X

Bir an dur ve fark et: Kendine yeterince şefkat gösterebiliyor musun?

Çok acayip bir şey fark ettim 10 dakika evvel!

Ne mi yapıyordum? Gülmeyin ama alt tarafı kurumuş olduğunu gördüğüm kollarıma nemlensin diye krem sürüyordum. Otomatik vitesteydim sanki… Hiç düşünmeden, görmeden, robotumsu bir halle krem sürüyordum. Bir anda uykudan uyandırılıyormuşum gibi irkildim. Benimki krem sürmekten ziyade kendime hoyratça davranmaktı. Hem kendime hem çevreme “kendine yumuşak davran” diyordum, “kendine nasıl yaklaşıyorsun?” gibi sorular yönlendiriyordum ama peki ya ben hangi noktadaydım? 

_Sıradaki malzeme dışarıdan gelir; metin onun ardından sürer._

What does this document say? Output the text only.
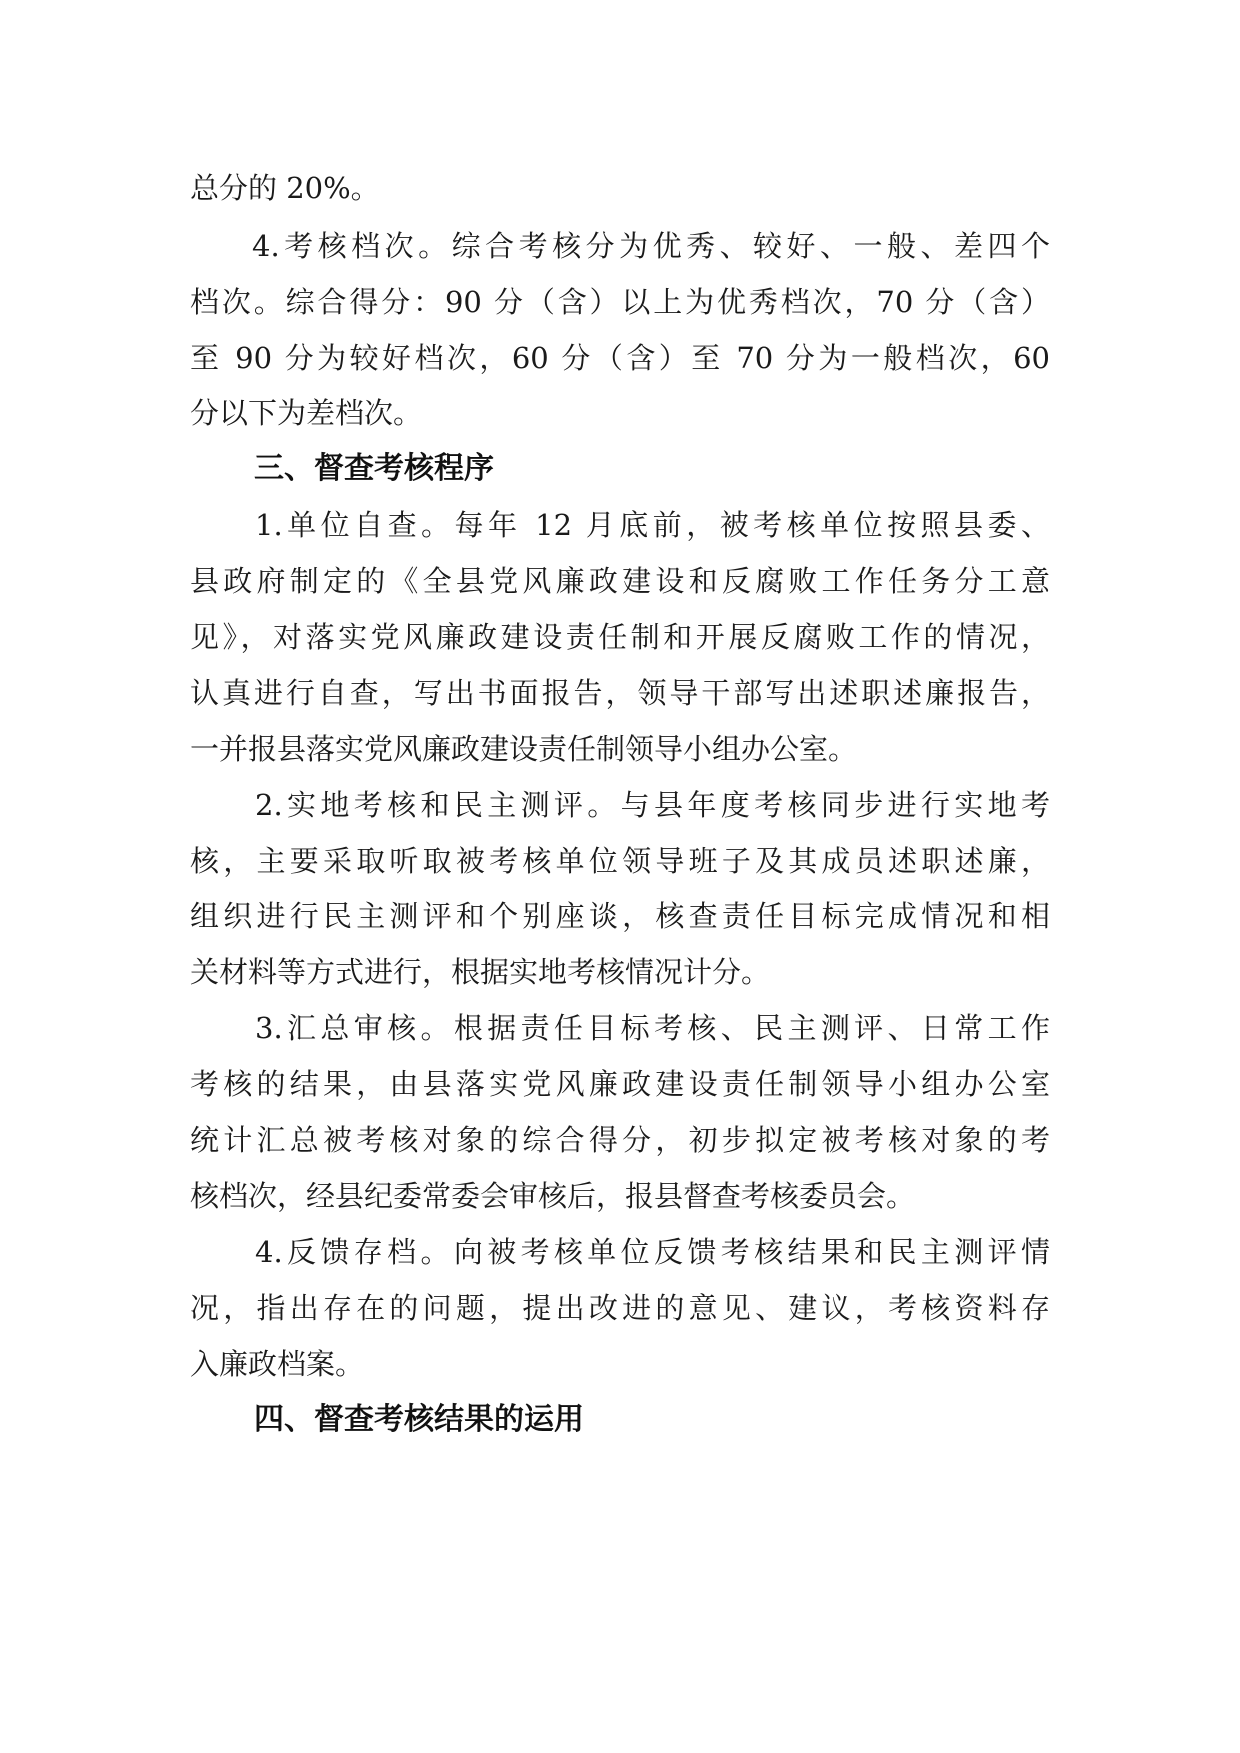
总分的 20%。
4.考核档次。综合考核分为优秀、较好、一般、差四个
档次。综合得分：90 分（含）以上为优秀档次，70 分（含）
至 90 分为较好档次，60 分（含）至 70 分为一般档次，60
分以下为差档次。
三、督查考核程序
1.单位自查。每年 12 月底前，被考核单位按照县委、
县政府制定的《全县党风廉政建设和反腐败工作任务分工意
见》，对落实党风廉政建设责任制和开展反腐败工作的情况，
认真进行自查，写出书面报告，领导干部写出述职述廉报告，
一并报县落实党风廉政建设责任制领导小组办公室。
2.实地考核和民主测评。与县年度考核同步进行实地考
核，主要采取听取被考核单位领导班子及其成员述职述廉，
组织进行民主测评和个别座谈，核查责任目标完成情况和相
关材料等方式进行，根据实地考核情况计分。
3.汇总审核。根据责任目标考核、民主测评、日常工作
考核的结果，由县落实党风廉政建设责任制领导小组办公室
统计汇总被考核对象的综合得分，初步拟定被考核对象的考
核档次，经县纪委常委会审核后，报县督查考核委员会。
4.反馈存档。向被考核单位反馈考核结果和民主测评情
况，指出存在的问题，提出改进的意见、建议，考核资料存
入廉政档案。
四、督查考核结果的运用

Kendine yeterince şefkat gösterebiliyor musun?

Peki neden kendime aynı şekilde yaklaşmıyordum? Kendime neden aynı yumuşaklığı, nezaketi göstermiyordum? 
 
Evet ben de elimden geleni yapıyordum kendi hayatımda ama hiç bu kısmı görmemiştim daha evvel: kendi bedenime nasıl bir yaklaşımdı o öyle? Aynı anda saçlarımı tararken halim gözümün önüne geldi hemen. Bazen saçlarım bile kopardı sertliğimden ve hızımdan, acırdı. Ama ben bu durumu kendimi bildim bileli normalleştirmiştim. “Alt tarafı” saç tarıyordum ne olacak? Ve “alt tarafı” krem sürüyordum. 
 
Meğer hiç öyle değilmiş. Aynı işlemleri başkalarına uygulasam, canları yanmasın diye biblo bebeklermişçesine yaklaşırdım biliyorum. Peki neden kendime aynı şekilde yaklaşmıyordum? Kendime neden aynı yumuşaklığı, nezaketi göstermiyordum? 
 
Cevap basit. Farkında değildim. Bu anlarda kendime nasıl davrandığımı hiç farkında değildim. Daha büyük anlarda, spiritüel çalışmalarda bilgeliği uygulamak önemli sanıyoruz. Krem sürmek ne ki amaan, geç! Ne alakası var şimdi bilgelikle bu anın! Bu noktada kendini sevmek falan ne alaka? 
 
Dur orada! Kal! Sakın geçme! Senin “ne ki” dediğin, başına küçümseyerek “alt tarafı” diye eklediğin anlar var ya hani sıradan bulduğun; aslında senin hayatını oluşturuyor Gamze’cim. Asıl o minnacık anlarda kendine olan tutumunla paralel oluyor o önemsediğin büyük anlardaki tutumun. 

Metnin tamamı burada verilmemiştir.